His Security Decree, explicitly tying the safety of Italians to reducing migration, is working its way through the Italian Parliament. This month, he tore down a migrant camp near a Roman train station that opened at the height of the migrant crisis in 2015.
He has kept up his hard line against what he has called an “army of fake refugees,” even as he sought to soften his image last week by going to a military airport near Rome to welcome a group of 51 migrants, mostly women with children, evacuated from Libya via Niger by the United Nations refugee agency.
“For women and children in difficulty, the only way to arrive is by plane, not by inflatable dinghy, because the dinghies are operated by criminals who in exchange for trafficking in human beings, buy weapons,” Salvini said.
The interior minister has in recent weeks begun to aim most of his rhetorical fire at the European Union, especially as the number of migrant arrivals has plummeted.
Salvini has taken credit for that decline, but his critics have instead attributed it to deals that Marco Minniti, his predecessor in the previous, center-left government, reached with militias in Libya, where many migrants embark on their way to Italy. (Minniti also worked to restrict the operations of rescue ships and was also criticized by humanitarian groups.)
But Salvini has given even more authority to the Libyans.

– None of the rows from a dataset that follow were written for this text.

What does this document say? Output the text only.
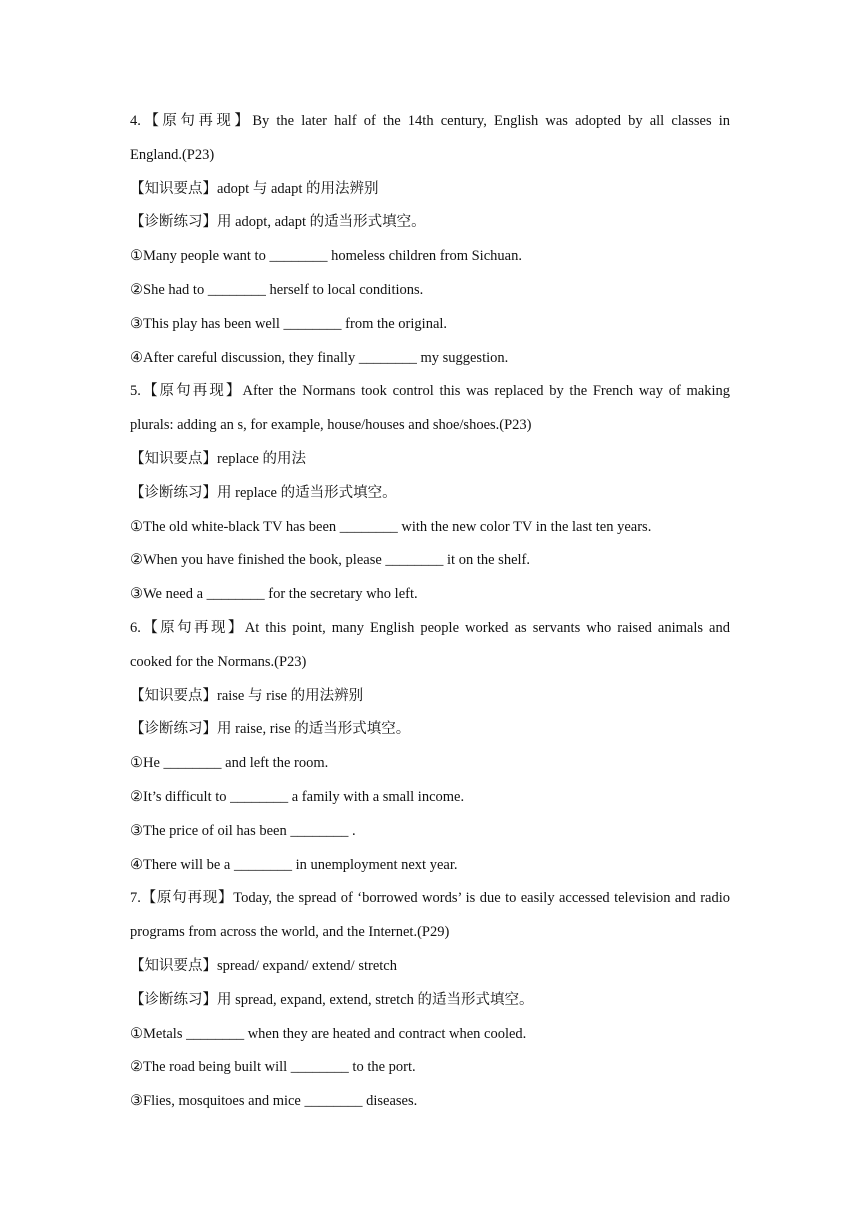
4.【原句再现】By the later half of the 14th century, English was adopted by all classes in
England.(P23)
【知识要点】adopt 与 adapt 的用法辨别
【诊断练习】用 adopt, adapt 的适当形式填空。
①Many people want to ________ homeless children from Sichuan.
②She had to ________ herself to local conditions.
③This play has been well ________ from the original.
④After careful discussion, they finally ________ my suggestion.
5.【原句再现】After the Normans took control this was replaced by the French way of making
plurals: adding an s, for example, house/houses and shoe/shoes.(P23)
【知识要点】replace 的用法
【诊断练习】用 replace 的适当形式填空。
①The old white-black TV has been ________ with the new color TV in the last ten years.
②When you have finished the book, please ________ it on the shelf.
③We need a ________ for the secretary who left.
6.【原句再现】At this point, many English people worked as servants who raised animals and
cooked for the Normans.(P23)
【知识要点】raise 与 rise 的用法辨别
【诊断练习】用 raise, rise 的适当形式填空。
①He ________ and left the room.
②It’s difficult to ________ a family with a small income.
③The price of oil has been ________ .
④There will be a ________ in unemployment next year.
7.【原句再现】Today, the spread of ‘borrowed words’ is due to easily accessed television and radio
programs from across the world, and the Internet.(P29)
【知识要点】spread/ expand/ extend/ stretch
【诊断练习】用 spread, expand, extend, stretch 的适当形式填空。
①Metals ________ when they are heated and contract when cooled.
②The road being built will ________ to the port.
③Flies, mosquitoes and mice ________ diseases.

Humanitarian groups have decried the larger role for Libya, saying that its treatment of migrants falls far short of acceptable standards.
The U.N. refugee agency has noted that while the number of arrivals is way down, people who set out to cross the Mediterranean to Europe have been twice as likely to die in the attempt this year than they were in 2017.
The Aquarius had run into several problems since it became the focus of Italy’s ire, including the revocation of its registration by Panama in September.
But the announcement Tuesday that Italy would seize the Aquarius the next time it entered Italian waters constituted a major escalation. The government also seized some Doctors Without Borders bank accounts, the group said.
“After two years of judicial investigations, bureaucratic obstacles, disgraceful and never confirmed accusations of collusion with human traffickers, now we have been accused of belonging to a waste trafficking criminal organization,” said Karline Kleijer, who is in charge of emergency services for Doctors Without Borders.
“It is the extreme and troubling attempt to stop, at whatever cost, our search-and-rescue missions at sea.”
The group said that it had always followed standard procedures and that the relevant authorities had never raised any concerns about its practices since it began its missions in 2015. It said it would cooperate fully with Italian authorities.
“The only crime we see in the Mediterranean today is the total dismantlement of the search-and-rescue system,” said Gabriele Eminente, general director of Doctors Without Borders in Italy.
“Today,” he said, political pressure had led the Aquarius to be “blocked in the port of Marseille.”